Either way, Ren’s tiny mouse paws take one unwilling scurry toward the cage, then another.  He rears back, turns his face away — but his nose still twitches under his mask, drawing him back in.  He feels his body move without him willing it.

So yeah, okay, he takes the bait.  The door has no sooner slammed shut behind him than Ren is realizing exactly how fucked he is.

With his companions searching and searching for an exit he isn’t completely certain exists, it’s impossible to say how long he might be stuck here.  If he could use his words, he might call out for Futaba, but they’ve long since figured out that doesn’t work.

Ren would like to break free as soon as possible, and saving face is only a part of that.  Just because they’ve cleared all the Shadows from the area doesn’t mean more can’t respawn the moment he lets his guard down.

But after a few minutes of trying everything, from gnawing at the bars to pulling out a delightfully mouse-sized grappling hook with a less-delightfully mouse-sized reach, Ren reaches his conclusion.

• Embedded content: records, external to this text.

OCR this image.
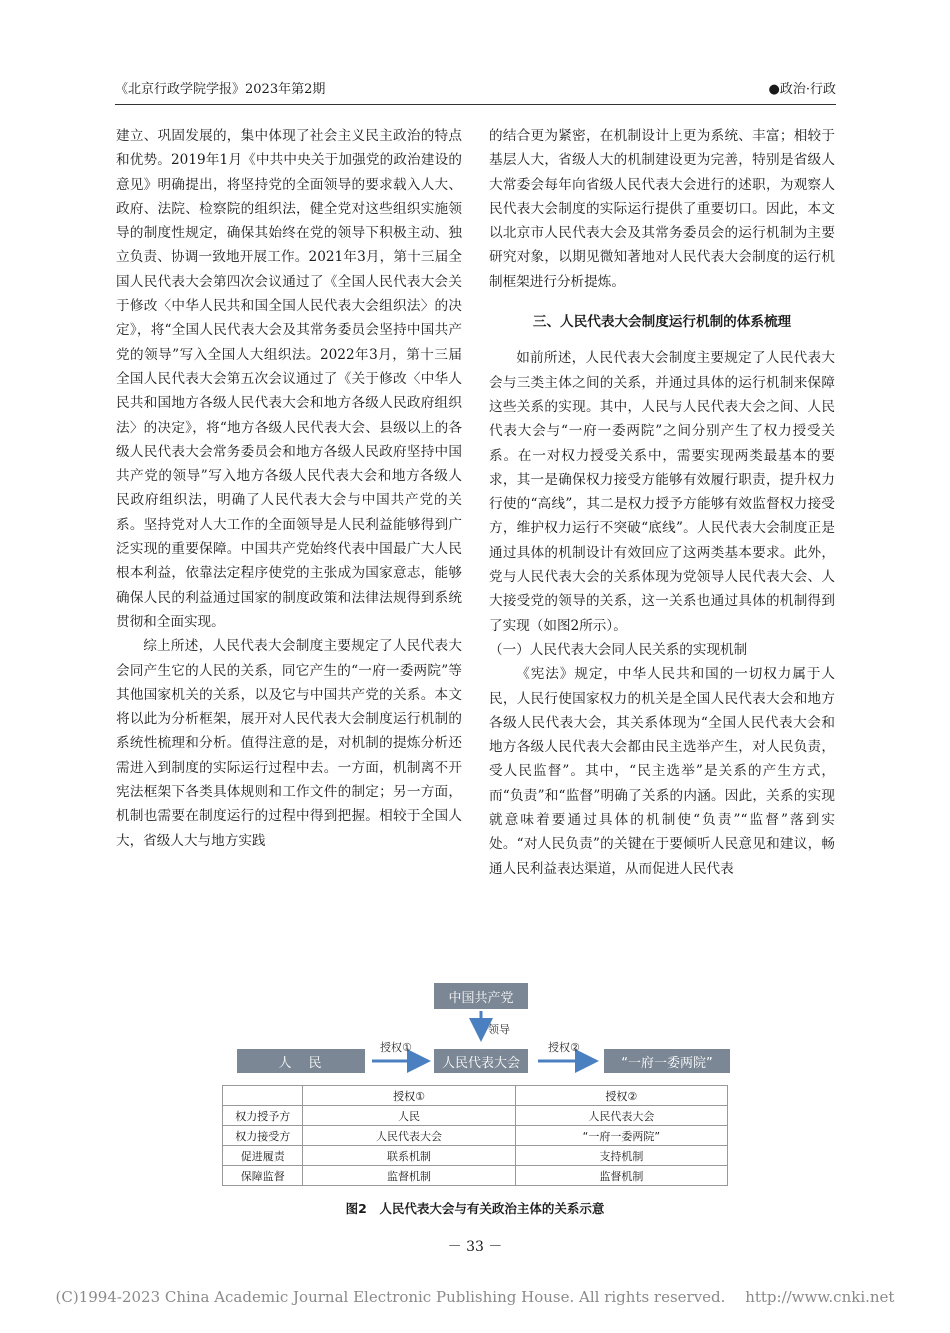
《北京行政学院学报》2023年第2期	●政治·行政

建立、巩固发展的，集中体现了社会主义民主政治的特点和优势。2019年1月《中共中央关于加强党的政治建设的意见》明确提出，将坚持党的全面领导的要求载入人大、政府、法院、检察院的组织法，健全党对这些组织实施领导的制度性规定，确保其始终在党的领导下积极主动、独立负责、协调一致地开展工作。2021年3月，第十三届全国人民代表大会第四次会议通过了《全国人民代表大会关于修改〈中华人民共和国全国人民代表大会组织法〉的决定》，将“全国人民代表大会及其常务委员会坚持中国共产党的领导”写入全国人大组织法。2022年3月，第十三届全国人民代表大会第五次会议通过了《关于修改〈中华人民共和国地方各级人民代表大会和地方各级人民政府组织法〉的决定》，将“地方各级人民代表大会、县级以上的各级人民代表大会常务委员会和地方各级人民政府坚持中国共产党的领导”写入地方各级人民代表大会和地方各级人民政府组织法，明确了人民代表大会与中国共产党的关系。坚持党对人大工作的全面领导是人民利益能够得到广泛实现的重要保障。中国共产党始终代表中国最广大人民根本利益，依靠法定程序使党的主张成为国家意志，能够确保人民的利益通过国家的制度政策和法律法规得到系统贯彻和全面实现。

综上所述，人民代表大会制度主要规定了人民代表大会同产生它的人民的关系，同它产生的“一府一委两院”等其他国家机关的关系，以及它与中国共产党的关系。本文将以此为分析框架，展开对人民代表大会制度运行机制的系统性梳理和分析。值得注意的是，对机制的提炼分析还需进入到制度的实际运行过程中去。一方面，机制离不开宪法框架下各类具体规则和工作文件的制定；另一方面，机制也需要在制度运行的过程中得到把握。相较于全国人大，省级人大与地方实践

的结合更为紧密，在机制设计上更为系统、丰富；相较于基层人大，省级人大的机制建设更为完善，特别是省级人大常委会每年向省级人民代表大会进行的述职，为观察人民代表大会制度的实际运行提供了重要切口。因此，本文以北京市人民代表大会及其常务委员会的运行机制为主要研究对象，以期见微知著地对人民代表大会制度的运行机制框架进行分析提炼。

三、人民代表大会制度运行机制的体系梳理

如前所述，人民代表大会制度主要规定了人民代表大会与三类主体之间的关系，并通过具体的运行机制来保障这些关系的实现。其中，人民与人民代表大会之间、人民代表大会与“一府一委两院”之间分别产生了权力授受关系。在一对权力授受关系中，需要实现两类最基本的要求，其一是确保权力接受方能够有效履行职责，提升权力行使的“高线”，其二是权力授予方能够有效监督权力接受方，维护权力运行不突破“底线”。人民代表大会制度正是通过具体的机制设计有效回应了这两类基本要求。此外，党与人民代表大会的关系体现为党领导人民代表大会、人大接受党的领导的关系，这一关系也通过具体的机制得到了实现（如图2所示）。

（一）人民代表大会同人民关系的实现机制

《宪法》规定，中华人民共和国的一切权力属于人民，人民行使国家权力的机关是全国人民代表大会和地方各级人民代表大会，其关系体现为“全国人民代表大会和地方各级人民代表大会都由民主选举产生，对人民负责，受人民监督”。其中，“民主选举”是关系的产生方式，而“负责”和“监督”明确了关系的内涵。因此，关系的实现就意味着要通过具体的机制使“负责”“监督”落到实处。“对人民负责”的关键在于要倾听人民意见和建议，畅通人民利益表达渠道，从而促进人民代表

中国共产党
领导
人　民
授权①
人民代表大会
授权②
“一府一委两院”
	授权①	授权②
权力授予方	人民	人民代表大会
权力接受方	人民代表大会	“一府一委两院”
促进履责	联系机制	支持机制
保障监督	监督机制	监督机制
图2　人民代表大会与有关政治主体的关系示意
－ 33 －
(C)1994-2023 China Academic Journal Electronic Publishing House. All rights reserved.　 http://www.cnki.net
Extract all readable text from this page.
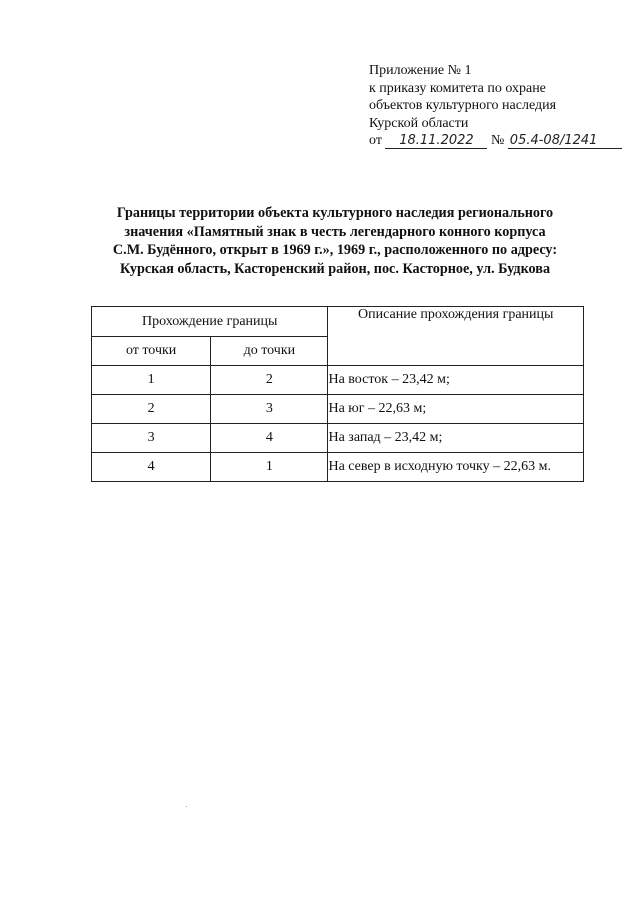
Приложение № 1
к приказу комитета по охране
объектов культурного наследия
Курской области
от 18.11.2022 № 05.4-08/1241
Границы территории объекта культурного наследия регионального
значения «Памятный знак в честь легендарного конного корпуса
С.М. Будённого, открыт в 1969 г.», 1969 г., расположенного по адресу:
Курская область, Касторенский район, пос. Касторное, ул. Будкова
Прохождение границы		Описание прохождения границы
от точки	до точки	
1	2	На восток – 23,42 м;
2	3	На юг – 22,63 м;
3	4	На запад – 23,42 м;
4	1	На север в исходную точку – 22,63 м.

This… really isn’t looking good, but until he gets some kind of opening, he’s done all he can.  Ren is determined, not delusional; he won’t waste energy he barely has.  Eyes trained on the nearest door, he sits in his unease and waits.

At least the cheese really was delicious.

Suddenly the door snaps open, and in prowls a familiar face.

Akechi is just as Ren remembers him: long and lean, all straight angles and bright, pointed intention.  The characteristic smile is gone, replaced with a curious blankness, like he doesn’t feel anything at all.  

Ren wonders if Akechi had worn that same expression when he’d killed him.  The thought leaves a sour taste in his mouth.

Within one step, Akechi’s bored eyes have taken a full sweep of the room.  Within two, they’ve settled firmly on Ren.

That blankness flickers and splits like a lightning strike, and other emotions cycle past it in rapid succession: shock, rage, doubt.  Eyes trained solely on the cage, Ren watches Akechi think and think until his feet finally slow to a stop.  Steam doesn’t come rising from his ears, but it’s a near thing.

With his former teammate and intended killer just a few feet away, Ren rushes to form a new plan.  Akechi could kill him with a single magical attack, sure, but it wouldn’t be personal enough for him.  This is somebody who wants to best him, and casting Eigaon on a caged rodent hardly feels like besting anyone.  Akechi will surely open the door, and when he does, Ren will run.  Akechi is fast, but Ren will be faster; he needs to be, and he can be anything he really has to be.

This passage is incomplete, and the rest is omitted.